Um modelo económico alternativo (1)

À escala do estado, uma economia sã gerada democraticamente não poderá ser outra que o fruto de uma procura de equilíbrio constante entre as escolhas colectivas e as individuais. Ela necessita de um controlo democrático da economia pelo político e pelas escolhas de consumo dos indivíduos. Uma economia de mercado controlada pelo político e pelo consumidor. Um não podendo se esquecer do outro. Sucintamente, podemos imaginar um modelo económico que se articula a 3 níveis:
• O primeiro seria uma economia de mercado controlada que evite todos os fenómenos de concentração. Seria, por exemplo, o fim do sistema de franchising. Todos os artesãos ou comerciantes seriam proprietários das suas ferramentas de trabalho e não poderiam possuir mais de que isso. Este seriam os únicos a decidir os actos da sua actividade, em relação directa com a sua clientela.

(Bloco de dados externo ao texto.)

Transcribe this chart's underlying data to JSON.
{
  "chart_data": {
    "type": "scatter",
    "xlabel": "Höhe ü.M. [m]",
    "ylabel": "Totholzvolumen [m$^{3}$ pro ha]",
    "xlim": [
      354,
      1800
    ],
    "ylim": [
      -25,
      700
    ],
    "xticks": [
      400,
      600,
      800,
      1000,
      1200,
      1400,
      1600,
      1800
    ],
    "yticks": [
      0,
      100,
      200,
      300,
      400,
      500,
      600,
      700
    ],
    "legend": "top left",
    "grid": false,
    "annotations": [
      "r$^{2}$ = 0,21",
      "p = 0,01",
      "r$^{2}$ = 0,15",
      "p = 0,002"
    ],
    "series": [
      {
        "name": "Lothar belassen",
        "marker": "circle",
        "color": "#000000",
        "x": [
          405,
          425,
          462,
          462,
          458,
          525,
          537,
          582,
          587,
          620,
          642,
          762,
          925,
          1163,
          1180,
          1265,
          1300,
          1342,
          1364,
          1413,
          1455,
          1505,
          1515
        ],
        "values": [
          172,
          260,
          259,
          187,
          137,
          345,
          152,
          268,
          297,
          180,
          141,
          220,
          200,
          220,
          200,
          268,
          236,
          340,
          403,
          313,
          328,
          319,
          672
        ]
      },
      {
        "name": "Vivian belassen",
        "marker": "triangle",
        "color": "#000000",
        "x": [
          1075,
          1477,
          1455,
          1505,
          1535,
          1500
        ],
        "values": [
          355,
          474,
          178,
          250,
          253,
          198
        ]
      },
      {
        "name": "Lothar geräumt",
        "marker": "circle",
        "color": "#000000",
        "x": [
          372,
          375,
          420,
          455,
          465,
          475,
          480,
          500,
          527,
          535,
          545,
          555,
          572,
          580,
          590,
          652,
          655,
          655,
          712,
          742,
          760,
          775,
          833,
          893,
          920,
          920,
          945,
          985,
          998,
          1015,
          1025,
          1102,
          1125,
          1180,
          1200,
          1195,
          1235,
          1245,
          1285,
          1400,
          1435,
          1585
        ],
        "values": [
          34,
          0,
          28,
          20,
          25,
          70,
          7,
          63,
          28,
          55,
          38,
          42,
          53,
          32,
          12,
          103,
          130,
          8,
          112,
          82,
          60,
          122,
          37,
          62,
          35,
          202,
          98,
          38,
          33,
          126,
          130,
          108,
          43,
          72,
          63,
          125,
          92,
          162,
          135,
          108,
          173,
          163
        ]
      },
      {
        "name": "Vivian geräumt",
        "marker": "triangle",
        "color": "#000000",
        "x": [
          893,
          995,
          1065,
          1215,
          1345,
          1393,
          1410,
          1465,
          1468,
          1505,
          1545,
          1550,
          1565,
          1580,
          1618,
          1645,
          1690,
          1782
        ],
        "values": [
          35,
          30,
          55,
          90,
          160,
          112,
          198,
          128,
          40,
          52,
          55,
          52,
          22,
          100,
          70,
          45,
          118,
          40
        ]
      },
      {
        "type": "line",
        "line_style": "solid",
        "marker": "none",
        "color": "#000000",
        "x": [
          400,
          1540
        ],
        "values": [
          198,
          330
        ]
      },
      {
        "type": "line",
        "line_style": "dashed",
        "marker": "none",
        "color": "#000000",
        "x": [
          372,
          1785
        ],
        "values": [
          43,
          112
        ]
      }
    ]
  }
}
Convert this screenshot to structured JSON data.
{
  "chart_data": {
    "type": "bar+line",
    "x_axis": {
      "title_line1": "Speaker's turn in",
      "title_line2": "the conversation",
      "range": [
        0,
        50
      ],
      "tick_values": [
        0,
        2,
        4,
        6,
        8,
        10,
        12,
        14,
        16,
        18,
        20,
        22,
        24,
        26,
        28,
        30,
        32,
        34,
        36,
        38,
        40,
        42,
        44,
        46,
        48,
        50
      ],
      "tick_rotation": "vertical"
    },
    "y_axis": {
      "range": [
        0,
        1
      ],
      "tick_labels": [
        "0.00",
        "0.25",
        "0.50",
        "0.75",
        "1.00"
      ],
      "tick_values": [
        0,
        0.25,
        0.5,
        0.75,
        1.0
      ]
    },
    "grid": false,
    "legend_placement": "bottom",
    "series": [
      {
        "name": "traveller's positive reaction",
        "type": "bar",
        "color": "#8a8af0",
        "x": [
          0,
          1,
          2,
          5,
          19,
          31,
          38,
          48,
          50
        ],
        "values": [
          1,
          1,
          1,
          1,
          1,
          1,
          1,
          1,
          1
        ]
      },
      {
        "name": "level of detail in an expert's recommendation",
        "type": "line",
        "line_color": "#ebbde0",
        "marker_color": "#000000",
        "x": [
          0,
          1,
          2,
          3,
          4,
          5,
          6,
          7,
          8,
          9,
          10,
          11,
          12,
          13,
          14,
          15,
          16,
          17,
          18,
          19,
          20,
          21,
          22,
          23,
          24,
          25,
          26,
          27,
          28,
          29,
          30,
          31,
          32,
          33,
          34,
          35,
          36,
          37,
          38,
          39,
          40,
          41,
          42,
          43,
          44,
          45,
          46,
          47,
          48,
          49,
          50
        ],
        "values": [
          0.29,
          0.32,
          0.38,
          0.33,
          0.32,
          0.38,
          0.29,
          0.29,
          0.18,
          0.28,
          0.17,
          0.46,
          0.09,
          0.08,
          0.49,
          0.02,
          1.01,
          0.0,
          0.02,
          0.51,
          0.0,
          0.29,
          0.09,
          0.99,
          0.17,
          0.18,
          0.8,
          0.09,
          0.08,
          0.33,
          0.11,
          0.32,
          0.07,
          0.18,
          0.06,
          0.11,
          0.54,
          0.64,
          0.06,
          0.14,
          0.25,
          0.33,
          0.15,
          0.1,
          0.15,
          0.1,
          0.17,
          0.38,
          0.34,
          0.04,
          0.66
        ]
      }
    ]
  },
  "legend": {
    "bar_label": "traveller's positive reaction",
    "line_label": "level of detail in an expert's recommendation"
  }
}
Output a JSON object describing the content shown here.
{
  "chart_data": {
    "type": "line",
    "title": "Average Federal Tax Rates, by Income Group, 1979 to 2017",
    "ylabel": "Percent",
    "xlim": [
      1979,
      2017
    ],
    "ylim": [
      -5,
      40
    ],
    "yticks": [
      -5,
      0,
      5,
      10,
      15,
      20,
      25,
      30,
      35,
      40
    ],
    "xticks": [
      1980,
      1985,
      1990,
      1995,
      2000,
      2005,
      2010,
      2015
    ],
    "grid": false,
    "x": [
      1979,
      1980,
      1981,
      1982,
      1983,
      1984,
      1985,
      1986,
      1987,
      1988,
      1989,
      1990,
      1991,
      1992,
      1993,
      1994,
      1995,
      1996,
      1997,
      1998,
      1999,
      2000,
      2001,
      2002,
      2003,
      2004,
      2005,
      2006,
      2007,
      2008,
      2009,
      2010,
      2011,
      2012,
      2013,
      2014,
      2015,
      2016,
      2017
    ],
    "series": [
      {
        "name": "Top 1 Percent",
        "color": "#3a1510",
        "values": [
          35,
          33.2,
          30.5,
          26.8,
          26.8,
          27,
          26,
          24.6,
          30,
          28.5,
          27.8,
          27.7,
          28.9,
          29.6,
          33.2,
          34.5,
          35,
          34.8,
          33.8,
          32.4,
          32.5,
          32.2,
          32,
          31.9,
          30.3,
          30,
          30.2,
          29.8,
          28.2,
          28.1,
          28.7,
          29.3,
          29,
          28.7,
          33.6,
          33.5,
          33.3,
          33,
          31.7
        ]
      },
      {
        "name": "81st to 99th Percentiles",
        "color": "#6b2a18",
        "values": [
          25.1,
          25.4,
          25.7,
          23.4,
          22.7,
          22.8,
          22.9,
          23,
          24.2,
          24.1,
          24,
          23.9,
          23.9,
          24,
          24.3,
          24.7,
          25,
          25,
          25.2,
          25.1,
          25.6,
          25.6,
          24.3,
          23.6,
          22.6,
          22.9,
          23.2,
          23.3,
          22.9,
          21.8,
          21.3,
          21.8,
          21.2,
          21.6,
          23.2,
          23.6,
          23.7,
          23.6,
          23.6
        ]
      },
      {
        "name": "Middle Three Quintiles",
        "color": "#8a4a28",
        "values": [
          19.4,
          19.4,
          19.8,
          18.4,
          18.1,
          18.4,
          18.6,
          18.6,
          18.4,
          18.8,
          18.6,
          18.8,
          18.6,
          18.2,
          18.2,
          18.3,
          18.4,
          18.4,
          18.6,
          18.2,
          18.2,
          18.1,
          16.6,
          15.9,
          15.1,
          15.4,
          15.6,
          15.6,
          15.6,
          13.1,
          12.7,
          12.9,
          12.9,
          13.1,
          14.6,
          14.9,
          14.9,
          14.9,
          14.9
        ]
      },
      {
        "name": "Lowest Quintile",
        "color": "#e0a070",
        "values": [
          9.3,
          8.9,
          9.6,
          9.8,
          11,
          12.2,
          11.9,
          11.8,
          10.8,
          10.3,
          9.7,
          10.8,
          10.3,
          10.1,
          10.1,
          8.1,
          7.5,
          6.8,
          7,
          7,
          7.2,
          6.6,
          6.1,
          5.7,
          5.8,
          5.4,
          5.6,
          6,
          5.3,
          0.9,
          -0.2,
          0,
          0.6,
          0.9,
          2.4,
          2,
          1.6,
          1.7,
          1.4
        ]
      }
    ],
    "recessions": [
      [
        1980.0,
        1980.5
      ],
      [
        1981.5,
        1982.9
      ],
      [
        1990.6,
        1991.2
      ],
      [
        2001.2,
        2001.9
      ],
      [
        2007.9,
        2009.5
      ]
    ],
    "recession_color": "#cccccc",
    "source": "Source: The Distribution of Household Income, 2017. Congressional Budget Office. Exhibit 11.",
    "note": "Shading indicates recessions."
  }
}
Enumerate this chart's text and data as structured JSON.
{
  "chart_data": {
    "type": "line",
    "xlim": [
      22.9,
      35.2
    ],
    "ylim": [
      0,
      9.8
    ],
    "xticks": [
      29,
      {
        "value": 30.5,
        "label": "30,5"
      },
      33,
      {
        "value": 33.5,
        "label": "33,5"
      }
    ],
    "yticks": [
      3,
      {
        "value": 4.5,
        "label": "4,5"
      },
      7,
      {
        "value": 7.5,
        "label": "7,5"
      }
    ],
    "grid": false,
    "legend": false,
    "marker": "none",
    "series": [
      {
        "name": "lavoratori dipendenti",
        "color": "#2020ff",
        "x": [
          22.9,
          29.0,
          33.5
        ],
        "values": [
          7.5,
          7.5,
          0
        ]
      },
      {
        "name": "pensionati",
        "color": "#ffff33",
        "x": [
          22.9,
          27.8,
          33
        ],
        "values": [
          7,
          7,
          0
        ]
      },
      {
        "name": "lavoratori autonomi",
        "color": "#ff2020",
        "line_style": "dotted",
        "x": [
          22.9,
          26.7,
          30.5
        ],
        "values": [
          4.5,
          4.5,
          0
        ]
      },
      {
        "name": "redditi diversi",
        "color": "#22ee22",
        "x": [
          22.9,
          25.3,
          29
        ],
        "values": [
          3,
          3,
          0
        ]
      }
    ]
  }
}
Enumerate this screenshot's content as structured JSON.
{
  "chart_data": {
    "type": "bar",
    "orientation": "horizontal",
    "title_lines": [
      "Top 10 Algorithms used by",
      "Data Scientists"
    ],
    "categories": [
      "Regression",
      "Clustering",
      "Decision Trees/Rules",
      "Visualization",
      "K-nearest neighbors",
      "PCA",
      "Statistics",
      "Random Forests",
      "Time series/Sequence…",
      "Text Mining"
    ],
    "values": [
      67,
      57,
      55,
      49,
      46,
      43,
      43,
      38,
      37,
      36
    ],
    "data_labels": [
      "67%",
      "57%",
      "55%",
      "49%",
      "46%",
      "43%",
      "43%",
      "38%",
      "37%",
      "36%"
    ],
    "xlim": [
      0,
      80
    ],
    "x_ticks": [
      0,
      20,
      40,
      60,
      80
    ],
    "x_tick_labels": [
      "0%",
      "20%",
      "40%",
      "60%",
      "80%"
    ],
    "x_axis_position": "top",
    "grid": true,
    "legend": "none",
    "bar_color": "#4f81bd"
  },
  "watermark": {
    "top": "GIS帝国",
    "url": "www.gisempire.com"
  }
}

Esta economia de pequenas entidades, para além do seu carácter humanista, tem o mérito de não criar publicidade, o que é uma condição sine qua non para a realização do decrescimento sustentável.
• O segundo nível, a produção de equipamento necessitando um investimento, existiria um capital misto privado e público, controlado pelos políticos.
• Por fim, o terceiro nível. Seriam os serviços públicos de base, não privatizáveis (acesso à água, à energia disponível, à educação e à cultura, aos transportes públicos, à saúde, à segurança).
Nós teremos de recorrer à nossa energia muscular.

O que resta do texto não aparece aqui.